We are constructing a data warehouse that initially will be 1 TB and will grow around 20gigs every month.

For certain tables we are doing daily ETL processes and others we are doing weekly/monthly.

When there is a data import going into a table, is it necessary to drop and recreate the indexes?

Is there ever a point to dropping and recreating indexes or are they automatically updated?

The statistics are set to update automatically.

Thank you so much for your help and guidance.

I got this genius script:

SELECT 'ALTER INDEX [' + ix.name + '] ON [' + s.name + '].[' + t.name + '] ' +
       CASE WHEN ps.avg_fragmentation_in_percent > 40 THEN 'REBUILD' ELSE 'REORGANIZE' END +
       CASE WHEN pc.partition_count > 1 THEN ' PARTITION = ' + cast(ps.partition_number as nvarchar(max)) ELSE '' END
FROM   sys.indexes AS ix INNER JOIN sys.tables t
           ON t.object_id = ix.object_id
       INNER JOIN sys.schemas s
           ON t.schema_id = s.schema_id
       INNER JOIN (SELECT object_id, index_id, avg_fragmentation_in_percent, partition_number
                   FROM sys.dm_db_index_physical_stats (DB_ID(), NULL, NULL, NULL, NULL)) ps
           ON t.object_id = ps.object_id AND ix.index_id = ps.index_id
       INNER JOIN (SELECT object_id, index_id, COUNT(DISTINCT partition_number) AS partition_count
                   FROM sys.partitions
                   GROUP BY object_id, index_id) pc
           ON t.object_id = pc.object_id AND ix.index_id = pc.index_id
WHERE  ps.avg_fragmentation_in_percent > 10 AND
       ix.name IS NOT NULL

from here:

http://weblogs.asp.net/okloeten/archive/2009/01/05/6819737.aspx

Do you suggest I run this script daily and based on the findings run the generated code?

Best Answer

If this is cyclical ETL, and you are in a development (i.e. NOT LIVE) data environment, then you definitely should manage your indexes as a part of your load cycle.

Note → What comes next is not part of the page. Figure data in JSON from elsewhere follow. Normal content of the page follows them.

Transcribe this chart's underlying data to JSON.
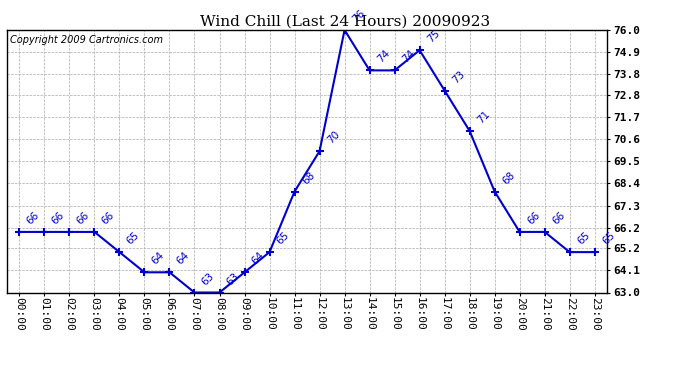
{
  "title": "Wind Chill (Last 24 Hours) 20090923",
  "copyright": "Copyright 2009 Cartronics.com",
  "hours": [
    "00:00",
    "01:00",
    "02:00",
    "03:00",
    "04:00",
    "05:00",
    "06:00",
    "07:00",
    "08:00",
    "09:00",
    "10:00",
    "11:00",
    "12:00",
    "13:00",
    "14:00",
    "15:00",
    "16:00",
    "17:00",
    "18:00",
    "19:00",
    "20:00",
    "21:00",
    "22:00",
    "23:00"
  ],
  "values": [
    66,
    66,
    66,
    66,
    65,
    64,
    64,
    63,
    63,
    64,
    65,
    68,
    70,
    76,
    74,
    74,
    75,
    73,
    71,
    68,
    66,
    66,
    65,
    65
  ],
  "ylim_min": 63.0,
  "ylim_max": 76.0,
  "yticks": [
    63.0,
    64.1,
    65.2,
    66.2,
    67.3,
    68.4,
    69.5,
    70.6,
    71.7,
    72.8,
    73.8,
    74.9,
    76.0
  ],
  "line_color": "#0000cc",
  "marker_color": "#0000cc",
  "bg_color": "#ffffff",
  "grid_color": "#aaaaaa",
  "title_fontsize": 11,
  "label_fontsize": 8,
  "annotation_fontsize": 7.5,
  "copyright_fontsize": 7
}
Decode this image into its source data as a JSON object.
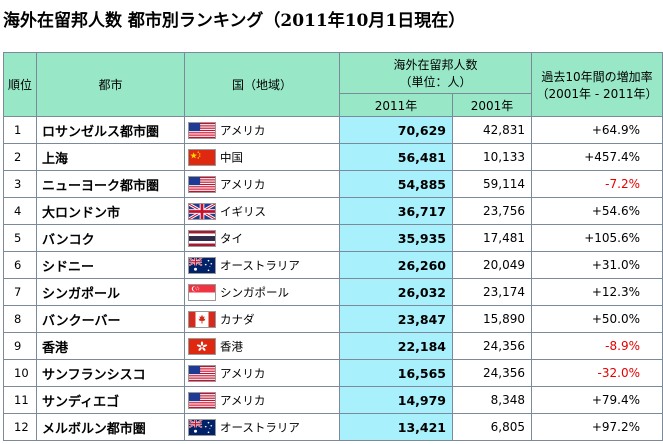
{
  "title": "海外在留邦人数 都市別ランキング（2011年10月1日現在）",
  "headers": {
    "rank": "順位",
    "city": "都市",
    "country": "国（地域）",
    "residents_line1": "海外在留邦人数",
    "residents_line2": "（単位：人）",
    "year_2011": "2011年",
    "year_2001": "2001年",
    "rate_line1": "過去10年間の増加率",
    "rate_line2": "（2001年 - 2011年）"
  },
  "rows": [
    {
      "rank": "1",
      "city": "ロサンゼルス都市圏",
      "flag": "us-flag-icon",
      "country": "アメリカ",
      "v2011": "70,629",
      "v2001": "42,831",
      "rate": "+64.9%",
      "negative": false
    },
    {
      "rank": "2",
      "city": "上海",
      "flag": "china-flag-icon",
      "country": "中国",
      "v2011": "56,481",
      "v2001": "10,133",
      "rate": "+457.4%",
      "negative": false
    },
    {
      "rank": "3",
      "city": "ニューヨーク都市圏",
      "flag": "us-flag-icon",
      "country": "アメリカ",
      "v2011": "54,885",
      "v2001": "59,114",
      "rate": "-7.2%",
      "negative": true
    },
    {
      "rank": "4",
      "city": "大ロンドン市",
      "flag": "uk-flag-icon",
      "country": "イギリス",
      "v2011": "36,717",
      "v2001": "23,756",
      "rate": "+54.6%",
      "negative": false
    },
    {
      "rank": "5",
      "city": "バンコク",
      "flag": "thailand-flag-icon",
      "country": "タイ",
      "v2011": "35,935",
      "v2001": "17,481",
      "rate": "+105.6%",
      "negative": false
    },
    {
      "rank": "6",
      "city": "シドニー",
      "flag": "australia-flag-icon",
      "country": "オーストラリア",
      "v2011": "26,260",
      "v2001": "20,049",
      "rate": "+31.0%",
      "negative": false
    },
    {
      "rank": "7",
      "city": "シンガポール",
      "flag": "singapore-flag-icon",
      "country": "シンガポール",
      "v2011": "26,032",
      "v2001": "23,174",
      "rate": "+12.3%",
      "negative": false
    },
    {
      "rank": "8",
      "city": "バンクーバー",
      "flag": "canada-flag-icon",
      "country": "カナダ",
      "v2011": "23,847",
      "v2001": "15,890",
      "rate": "+50.0%",
      "negative": false
    },
    {
      "rank": "9",
      "city": "香港",
      "flag": "hongkong-flag-icon",
      "country": "香港",
      "v2011": "22,184",
      "v2001": "24,356",
      "rate": "-8.9%",
      "negative": true
    },
    {
      "rank": "10",
      "city": "サンフランシスコ",
      "flag": "us-flag-icon",
      "country": "アメリカ",
      "v2011": "16,565",
      "v2001": "24,356",
      "rate": "-32.0%",
      "negative": true
    },
    {
      "rank": "11",
      "city": "サンディエゴ",
      "flag": "us-flag-icon",
      "country": "アメリカ",
      "v2011": "14,979",
      "v2001": "8,348",
      "rate": "+79.4%",
      "negative": false
    },
    {
      "rank": "12",
      "city": "メルボルン都市圏",
      "flag": "australia-flag-icon",
      "country": "オーストラリア",
      "v2011": "13,421",
      "v2001": "6,805",
      "rate": "+97.2%",
      "negative": false
    }
  ],
  "colors": {
    "header_bg": "#98e8c8",
    "highlight_col": "#a8f0fb",
    "negative": "#e60000",
    "border": "#7a8a9a"
  }
}
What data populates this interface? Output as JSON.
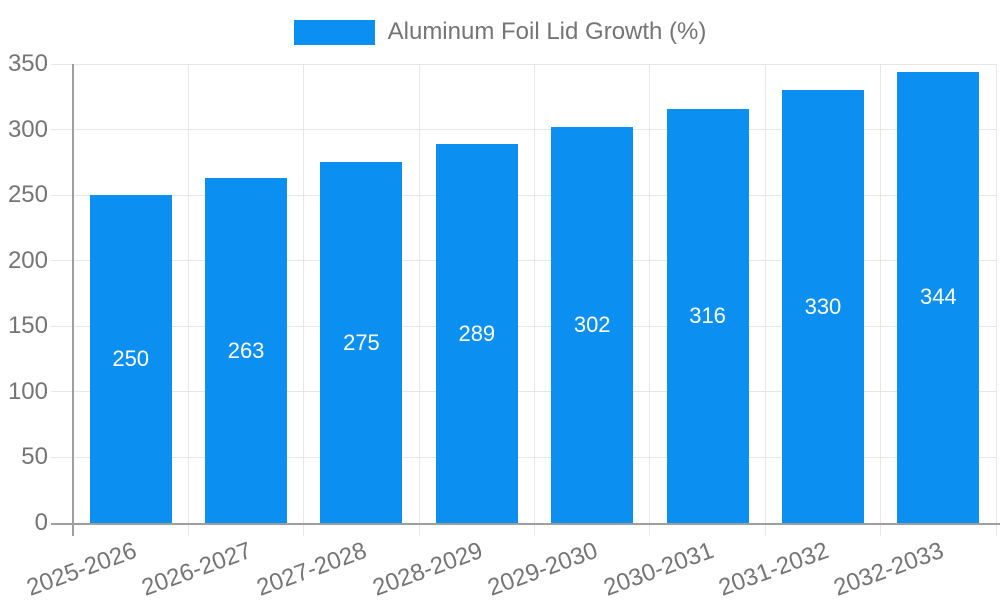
{
  "chart_data": {
    "type": "bar",
    "title": "",
    "legend": {
      "label": "Aluminum Foil Lid Growth (%)",
      "position": "top-center"
    },
    "categories": [
      "2025-2026",
      "2026-2027",
      "2027-2028",
      "2028-2029",
      "2029-2030",
      "2030-2031",
      "2031-2032",
      "2032-2033"
    ],
    "values": [
      250,
      263,
      275,
      289,
      302,
      316,
      330,
      344
    ],
    "xlabel": "",
    "ylabel": "",
    "ylim": [
      0,
      350
    ],
    "y_ticks": [
      0,
      50,
      100,
      150,
      200,
      250,
      300,
      350
    ],
    "grid": true,
    "x_label_rotation_deg": -20,
    "colors": {
      "bar": "#0b90f2",
      "axis_text": "#757575",
      "grid": "#e6e6e6",
      "axis_line": "#9e9e9e",
      "value_text": "#ffffff",
      "background": "#ffffff"
    }
  }
}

I do this for several data sets every month, the largest of which adds around 100 GB monthly to a 5 TB data set.

I have done extensive testing, and from my own experience the most efficient way to load with regard to indexes is:

  1. DISABLE non-clustered indexes, leaving clustered index intact
  2. Perform load of raw into your data table
  3. REBUILD NC indexes

If you only add rows periodically as part of managed ETL, this is the way to go. This also ensures all your statistics are up to date.

For stats, it's important to note that adding 20GB to a 1TB database won't reach the tipping point for a stats auto-update, so you can add a whole month of data without ever updating statistics.

Rebuilding your NC indexes is a good way around this. You may want to also do a clustered index rebuild periodically if fragmentation gets high (depending on your table structure and your clustered key).